Search code examples
postgresqlquery-optimization

Postgres - Is "not exists" slower than join?


I'm trying to locate the cause of a slow query that hits 3 tables with records ranging from a few hundred thousand to a several million

  • tango - 6166101
  • kilo_golf - 822805
  • three_romeo - 535782

Version

  • PostgreSQL 11.10

Current query

select count(*) as aggregate
from "tango"
where "lima" = juliet
  and not exists(select 1
                 from "three_romeo" quebec_seven_oscar
                 where quebec_seven_oscar.six_two = tango.six_two
                   and quebec_seven_oscar."romeo" >= six_seven
                   and quebec_seven_oscar."three_seven" in
                       ('partial_survey', 'survey_completed', 'wrong_number', 'moved'))
  and ("mike" <= '2021-02-03 13:26:22' or "mike" is null)
  and not exists(select 1
                 from "kilo_golf" as "delta"
                 where "delta"."to" = tango.six_two
                   and "two" = november
                   and "delta"."romeo" >= '2021-02-05 13:49:15')
  and not exists(select 1
                 from "three_romeo" as "four"
                 where "four".foxtrot = tango.quebec_seven_victor
                   and "four"."three_seven" in ('deceased', 'block_calls', 'block_all'))
  and "tango"."yankee" is null;

This is the analysis of the query in its current state - https://explain.depesz.com/s/Di51

It feels like the problematic area is in the tango table

  • tango.lima is equal to 'juliet' in the majority of records (low cardinality), we don't currently have an index on this
  • The long filter makes me wonder if I should create some sort of composite index?

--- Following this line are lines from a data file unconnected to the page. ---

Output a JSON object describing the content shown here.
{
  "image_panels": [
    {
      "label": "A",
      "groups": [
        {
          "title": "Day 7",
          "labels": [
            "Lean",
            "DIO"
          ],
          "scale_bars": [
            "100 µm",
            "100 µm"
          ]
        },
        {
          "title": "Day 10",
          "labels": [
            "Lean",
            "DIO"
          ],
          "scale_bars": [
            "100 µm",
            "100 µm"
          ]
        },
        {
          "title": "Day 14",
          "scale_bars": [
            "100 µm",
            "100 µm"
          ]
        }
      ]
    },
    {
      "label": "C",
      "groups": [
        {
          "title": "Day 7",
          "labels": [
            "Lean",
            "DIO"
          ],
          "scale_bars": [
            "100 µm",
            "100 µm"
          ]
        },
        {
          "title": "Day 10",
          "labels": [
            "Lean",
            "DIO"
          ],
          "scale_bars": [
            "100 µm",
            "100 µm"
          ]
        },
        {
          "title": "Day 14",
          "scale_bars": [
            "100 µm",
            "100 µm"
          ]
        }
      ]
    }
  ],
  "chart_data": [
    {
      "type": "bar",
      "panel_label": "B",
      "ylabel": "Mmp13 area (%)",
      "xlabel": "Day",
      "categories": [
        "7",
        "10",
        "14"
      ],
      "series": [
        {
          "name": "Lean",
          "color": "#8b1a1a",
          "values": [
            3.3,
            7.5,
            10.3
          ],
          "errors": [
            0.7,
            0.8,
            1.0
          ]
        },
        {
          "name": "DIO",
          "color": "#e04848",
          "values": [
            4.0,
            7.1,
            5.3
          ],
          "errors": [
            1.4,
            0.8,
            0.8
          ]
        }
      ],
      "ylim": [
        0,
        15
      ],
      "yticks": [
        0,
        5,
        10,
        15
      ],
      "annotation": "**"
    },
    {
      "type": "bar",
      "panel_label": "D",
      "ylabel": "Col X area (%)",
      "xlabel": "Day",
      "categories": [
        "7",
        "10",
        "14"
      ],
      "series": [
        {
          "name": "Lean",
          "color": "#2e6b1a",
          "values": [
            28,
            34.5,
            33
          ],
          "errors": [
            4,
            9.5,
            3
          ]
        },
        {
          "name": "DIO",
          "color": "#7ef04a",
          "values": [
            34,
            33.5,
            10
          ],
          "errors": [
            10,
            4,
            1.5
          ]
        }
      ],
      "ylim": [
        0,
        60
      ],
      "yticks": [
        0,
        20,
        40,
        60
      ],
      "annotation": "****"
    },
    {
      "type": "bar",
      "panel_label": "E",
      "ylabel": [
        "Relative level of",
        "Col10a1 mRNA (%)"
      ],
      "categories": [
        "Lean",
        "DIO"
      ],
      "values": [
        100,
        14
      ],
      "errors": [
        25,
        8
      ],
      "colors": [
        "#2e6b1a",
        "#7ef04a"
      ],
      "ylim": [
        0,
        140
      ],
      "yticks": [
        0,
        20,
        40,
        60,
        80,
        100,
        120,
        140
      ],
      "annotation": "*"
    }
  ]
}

After reading another post (https://stackoverflow.com/a/50148594/682754) tried removing the or "mike" is null and this helped quite a lot

https://explain.depesz.com/s/XgmB

Should I try and remove the not exists in favour of using joins?

Thanks


Solution

  • I don't think that using explicit joins will help you, since PostgreSQL converts NOT EXISTS into an anti-join anyway.

    But you spotted the problem: it is the OR. I would recommend that you use a dynamic query: add the cindition only if mikeis not NULL rather than having a static query with OR.